In order to further investigate the technology, with a friendly advice from my dear friend, ソノベ-san, the very patent that deals with this compensator has been tracked down: 特開平09-307980. 

According to SONY, the impedance compensator is simply a resistive voltage divider with a pair of 22 Ω resistors installed in parallel on each channel. With a simple formula, a consequential source impedance can be calculated:

Zo = (R1 * R2) / (R1 + R2)

And this is why MDR-F1 & MDR-MA900's rated impedances are both 12 Ω.

So how does it work? With this voltage divider, a source impedance of 470 Ω becomes 21 Ω, and the consequential damping error on MDR-F1's output decreases almost in half, from 7 dB to 3.8 dB. While this seems like a brilliant way to minimize the effect of damping, the filter still adds 11 Ω to even a 0 Ω source. That means an expensive, dedicated pure voltage source will be completely wasted: Sound quality compromised for the sake of circumstantial variables. Having an unnecessary resistive voltage divider in an acoustic signal transmission is definitely not a good news for audio enthusiasts, IMO.

Furthermore, this filter totally screwed up my impedance measurement data; the reference load of 100 Ω on my impedance measurement jig has been compensated too! It was measured 17 Ω, which is not correct.

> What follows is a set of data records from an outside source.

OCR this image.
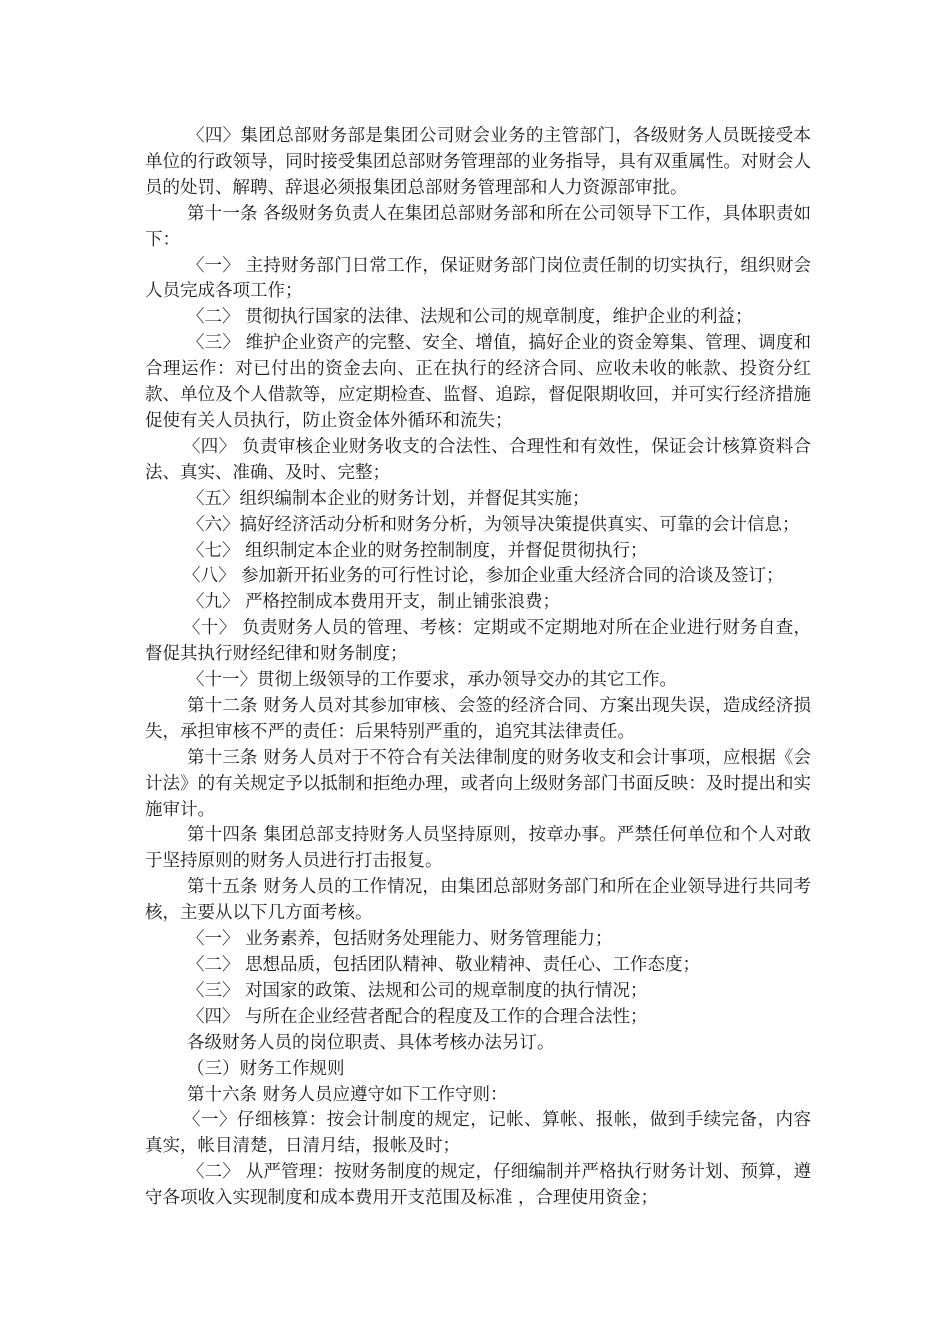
〈四〉集团总部财务部是集团公司财会业务的主管部门，各级财务人员既接受本单位的行政领导，同时接受集团总部财务管理部的业务指导，具有双重属性。对财会人员的处罚、解聘、辞退必须报集团总部财务管理部和人力资源部审批。

第十一条 各级财务负责人在集团总部财务部和所在公司领导下工作，具体职责如下：

〈一〉 主持财务部门日常工作，保证财务部门岗位责任制的切实执行，组织财会人员完成各项工作；

〈二〉 贯彻执行国家的法律、法规和公司的规章制度，维护企业的利益；

〈三〉 维护企业资产的完整、安全、增值，搞好企业的资金筹集、管理、调度和合理运作：对已付出的资金去向、正在执行的经济合同、应收未收的帐款、投资分红款、单位及个人借款等，应定期检查、监督、追踪，督促限期收回，并可实行经济措施促使有关人员执行，防止资金体外循环和流失；

〈四〉 负责审核企业财务收支的合法性、合理性和有效性，保证会计核算资料合法、真实、准确、及时、完整；

〈五〉组织编制本企业的财务计划，并督促其实施；

〈六〉搞好经济活动分析和财务分析，为领导决策提供真实、可靠的会计信息；

〈七〉 组织制定本企业的财务控制制度，并督促贯彻执行；

〈八〉 参加新开拓业务的可行性讨论，参加企业重大经济合同的洽谈及签订；

〈九〉 严格控制成本费用开支，制止铺张浪费；

〈十〉 负责财务人员的管理、考核：定期或不定期地对所在企业进行财务自查，督促其执行财经纪律和财务制度；

〈十一〉贯彻上级领导的工作要求，承办领导交办的其它工作。

第十二条 财务人员对其参加审核、会签的经济合同、方案出现失误，造成经济损失，承担审核不严的责任：后果特别严重的，追究其法律责任。

第十三条 财务人员对于不符合有关法律制度的财务收支和会计事项，应根据《会计法》的有关规定予以抵制和拒绝办理，或者向上级财务部门书面反映：及时提出和实施审计。

第十四条 集团总部支持财务人员坚持原则，按章办事。严禁任何单位和个人对敢于坚持原则的财务人员进行打击报复。

第十五条 财务人员的工作情况，由集团总部财务部门和所在企业领导进行共同考核，主要从以下几方面考核。

〈一〉 业务素养，包括财务处理能力、财务管理能力；

〈二〉 思想品质，包括团队精神、敬业精神、责任心、工作态度；

〈三〉 对国家的政策、法规和公司的规章制度的执行情况；

〈四〉 与所在企业经营者配合的程度及工作的合理合法性；

各级财务人员的岗位职责、具体考核办法另订。

（三）财务工作规则

第十六条 财务人员应遵守如下工作守则：

〈一〉仔细核算：按会计制度的规定，记帐、算帐、报帐，做到手续完备，内容真实，帐目清楚，日清月结，报帐及时；

〈二〉 从严管理：按财务制度的规定，仔细编制并严格执行财务计划、预算，遵守各项收入实现制度和成本费用开支范围及标准 ，合理使用资金；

In order to correctly figure out MDR-MA900's true impedance value, a frequency-dependent attenuation calculation shall be applied. By comparing differences between the level of attenuation with a serial resistor loaded/unloaded, MDR-MA900's original impedance comes out to be 8 Ω on each channel.

response error of 2 dB @ f0

In conclusion

SONY MDR-MA900 is like an old-innovation revisited. Even with all the sleek looks, the technology the manufacturer utilized is quite classical. Although these core technologies have been passed down and revamped on later models many times, it seems the designer, 松尾伴大-san, truly wanted to revitalize his master, 投野耕治-san's underrated work, MDR-F1.

So did 松尾-san get what he wanted? Maybe. MDR-MA900's acoustic uniqueness shines off among other open-air headphones for sure. I was not impressed with the original MDR-F1, but MA900 is such a pleasure to listen to. However, he should have considered the fact that most of us audiophiles actually own a dedicated headphone amplifier with an output impedance less than 1 Ω. Considering the MSRP of $299, who would most likely be potential buyers: Audiophiles? or normal users?